Namun demikian, norma pengecualian itu tidak serta merta menghilangkan kewajiban meminta izin sebagaimana diatur dalam Pasal 9 ayat (2) UU 28/2014, hanya tata caranya yang diatur secara berbeda, yaitu melalui LMK.
"Hal ini merupakan konsekuensi dari kedudukan dan fungsi LMK sebagai lembaga 'yang diberi kuasa oleh pencipta, pemegang hak cipta, dan/atau pemilik hak terkait' sehingga substansi Pasal 23 ayat (5) UU 28/2014 pada pokoknya tidak menghilangkan kewajiban izin sebagaimana prinsip yang diatur dalam Pasal 9 ayat (2) UU 28/2014 yang hanya mengalihkan kewajiban izin tersebut kepada LMK dalam hal pencipta atau pemegang hak cipta memberikan kuasa kepada LMK dimaksud," tutur dia.
Artinya, jika pengguna hak cipta akan menggunakan hasil ciptaan secara komersial meminta izin secara langsung kepada pencipta atau pemegang hak cipta, hal tersebut dapat dibenarkan.
"Walakin, Mahkamah perlu mengingatkan pencipta atau pemegang hak cipta tidak dapat melarang orang lain yang telah meminta izin untuk menggunakan ciptaan dimaksud tanpa alasan yang sah," tegas Saldi.

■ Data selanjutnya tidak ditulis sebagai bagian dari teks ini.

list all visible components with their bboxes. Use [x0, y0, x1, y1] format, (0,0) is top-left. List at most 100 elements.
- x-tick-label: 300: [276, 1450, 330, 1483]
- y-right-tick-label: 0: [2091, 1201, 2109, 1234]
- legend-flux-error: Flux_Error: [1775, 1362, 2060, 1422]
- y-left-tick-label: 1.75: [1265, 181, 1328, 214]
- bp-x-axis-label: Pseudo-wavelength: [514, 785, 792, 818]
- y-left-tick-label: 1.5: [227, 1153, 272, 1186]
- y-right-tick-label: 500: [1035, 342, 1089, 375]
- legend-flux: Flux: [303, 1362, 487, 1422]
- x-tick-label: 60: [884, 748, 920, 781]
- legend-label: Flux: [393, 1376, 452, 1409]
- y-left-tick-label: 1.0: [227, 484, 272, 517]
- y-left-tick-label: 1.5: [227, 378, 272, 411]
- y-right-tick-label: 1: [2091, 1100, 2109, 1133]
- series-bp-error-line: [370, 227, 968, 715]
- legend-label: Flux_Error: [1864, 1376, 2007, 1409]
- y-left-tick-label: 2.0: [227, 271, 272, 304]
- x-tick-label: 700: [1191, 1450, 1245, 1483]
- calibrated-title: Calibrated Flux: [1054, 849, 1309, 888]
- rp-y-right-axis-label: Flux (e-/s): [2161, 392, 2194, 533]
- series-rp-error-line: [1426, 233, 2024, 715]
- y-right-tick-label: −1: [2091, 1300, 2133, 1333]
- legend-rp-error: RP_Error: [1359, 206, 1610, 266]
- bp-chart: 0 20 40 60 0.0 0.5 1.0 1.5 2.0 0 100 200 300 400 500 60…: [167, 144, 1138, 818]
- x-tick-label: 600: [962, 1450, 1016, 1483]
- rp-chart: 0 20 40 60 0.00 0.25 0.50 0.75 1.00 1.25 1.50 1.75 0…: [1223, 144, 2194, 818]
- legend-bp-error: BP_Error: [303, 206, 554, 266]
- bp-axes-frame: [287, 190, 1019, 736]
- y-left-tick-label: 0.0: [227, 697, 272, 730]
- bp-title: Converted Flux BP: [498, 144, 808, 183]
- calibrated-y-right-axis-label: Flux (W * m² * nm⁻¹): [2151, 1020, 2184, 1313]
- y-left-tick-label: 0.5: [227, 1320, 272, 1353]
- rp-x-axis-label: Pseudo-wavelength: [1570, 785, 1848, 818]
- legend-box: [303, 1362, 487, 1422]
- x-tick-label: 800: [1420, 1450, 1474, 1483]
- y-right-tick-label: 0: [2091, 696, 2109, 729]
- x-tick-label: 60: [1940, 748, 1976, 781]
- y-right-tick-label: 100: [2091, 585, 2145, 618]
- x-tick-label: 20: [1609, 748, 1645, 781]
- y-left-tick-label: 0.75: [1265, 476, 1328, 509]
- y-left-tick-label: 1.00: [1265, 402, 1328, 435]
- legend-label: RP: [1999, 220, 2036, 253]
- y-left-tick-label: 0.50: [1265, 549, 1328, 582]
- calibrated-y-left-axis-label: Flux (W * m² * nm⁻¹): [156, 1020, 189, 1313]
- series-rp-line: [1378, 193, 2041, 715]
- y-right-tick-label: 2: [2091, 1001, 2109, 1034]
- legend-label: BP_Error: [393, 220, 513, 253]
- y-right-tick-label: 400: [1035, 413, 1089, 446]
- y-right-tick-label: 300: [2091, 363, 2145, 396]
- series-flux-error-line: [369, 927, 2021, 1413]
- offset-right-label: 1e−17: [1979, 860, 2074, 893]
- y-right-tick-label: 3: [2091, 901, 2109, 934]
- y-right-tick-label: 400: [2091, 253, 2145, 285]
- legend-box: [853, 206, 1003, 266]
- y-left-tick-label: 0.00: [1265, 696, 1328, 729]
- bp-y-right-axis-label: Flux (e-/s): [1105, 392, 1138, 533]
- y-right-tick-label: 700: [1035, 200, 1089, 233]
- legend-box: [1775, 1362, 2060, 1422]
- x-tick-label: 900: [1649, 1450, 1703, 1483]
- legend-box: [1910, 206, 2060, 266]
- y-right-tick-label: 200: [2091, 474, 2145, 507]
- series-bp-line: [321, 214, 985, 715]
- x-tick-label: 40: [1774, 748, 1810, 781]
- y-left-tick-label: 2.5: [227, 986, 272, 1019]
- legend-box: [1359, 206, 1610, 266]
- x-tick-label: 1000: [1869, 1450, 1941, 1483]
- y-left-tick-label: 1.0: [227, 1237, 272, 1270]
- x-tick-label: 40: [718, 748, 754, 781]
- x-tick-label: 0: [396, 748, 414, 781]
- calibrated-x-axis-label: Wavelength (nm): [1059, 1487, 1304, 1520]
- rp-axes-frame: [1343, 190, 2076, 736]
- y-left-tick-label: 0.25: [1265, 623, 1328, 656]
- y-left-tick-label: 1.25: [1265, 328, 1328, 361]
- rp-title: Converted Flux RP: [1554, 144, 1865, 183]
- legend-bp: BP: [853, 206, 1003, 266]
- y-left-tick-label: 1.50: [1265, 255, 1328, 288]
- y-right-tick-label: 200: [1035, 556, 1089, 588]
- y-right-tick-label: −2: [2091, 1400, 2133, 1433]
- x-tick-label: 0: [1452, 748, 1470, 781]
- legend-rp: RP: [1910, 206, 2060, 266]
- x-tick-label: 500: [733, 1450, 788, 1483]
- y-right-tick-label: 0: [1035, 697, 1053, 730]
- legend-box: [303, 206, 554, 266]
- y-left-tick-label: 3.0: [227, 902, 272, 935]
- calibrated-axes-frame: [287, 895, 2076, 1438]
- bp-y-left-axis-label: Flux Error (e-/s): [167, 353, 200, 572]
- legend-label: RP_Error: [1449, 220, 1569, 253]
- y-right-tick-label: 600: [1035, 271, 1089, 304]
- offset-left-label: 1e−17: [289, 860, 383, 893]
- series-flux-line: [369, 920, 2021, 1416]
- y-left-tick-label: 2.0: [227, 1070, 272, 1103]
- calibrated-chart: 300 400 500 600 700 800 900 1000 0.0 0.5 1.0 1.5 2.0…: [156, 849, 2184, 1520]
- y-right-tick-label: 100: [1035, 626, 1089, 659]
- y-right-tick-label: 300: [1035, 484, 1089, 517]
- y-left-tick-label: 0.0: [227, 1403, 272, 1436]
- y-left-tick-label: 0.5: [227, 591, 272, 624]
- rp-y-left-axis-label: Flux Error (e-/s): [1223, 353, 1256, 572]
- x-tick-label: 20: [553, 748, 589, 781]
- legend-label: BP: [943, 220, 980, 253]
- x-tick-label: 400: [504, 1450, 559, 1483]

Oleh karena itu, dalam Pasal 9 ayat (3) UU Hak Cipta terdapat ketentuan yang melarang penggandaan dan/atau penggunaan secara komersial ciptaan tanpa izin pencipta atau pemegang hak cipta.
Dalam kaitan ini, Pasal 1 angka 24 UU Hak Cipta menentukan maksud "penggunaan secara komersial" adalah pemanfaatan ciptaan dan/atau produk hak terkait dengan tujuan untuk memperoleh keuntungan ekonomi dari berbagai sumber atau berbayar.
Artinya, apabila akan memanfaatkan ciptaan atau melaksanakan hak ekonomi atas suatu ciptaan, maka diwajibkan mendapatkan izin dari pencipta atau pemegang hak cipta sebagaimana maksud Pasal 9 ayat (2) UU Hak Cipta.
Apabila pemanfaatan dilakukan tanpa izin, maka perbuatan tersebut termasuk melanggar larangan sebagaimana maksud Pasal 9 ayat (3) UU Hak Cipta.
"Namun demikian, sebagaimana Mahkamah telah pertimbangkan di atas, pencipta atau pemegang hak cipta tidak dapat melarang orang lain yang telah meminta izin untuk menggunakan ciptaan dimaksud tanpa alasan yang sah," tutur Saldi.
"Berkenaan dengan hal ini, Mahkamah menegaskan pembentuk Undang-undang untuk merumuskan lebih lanjut berkaitan dengan alasan yang sah dimaksud dengan tetap memperhatikan prinsip keseimbangan antara hak yang dimiliki oleh pencipta atau pemegang hak cipta dengan hak publik (masyarakat) untuk menikmati hasil ciptaan," imbuhnya.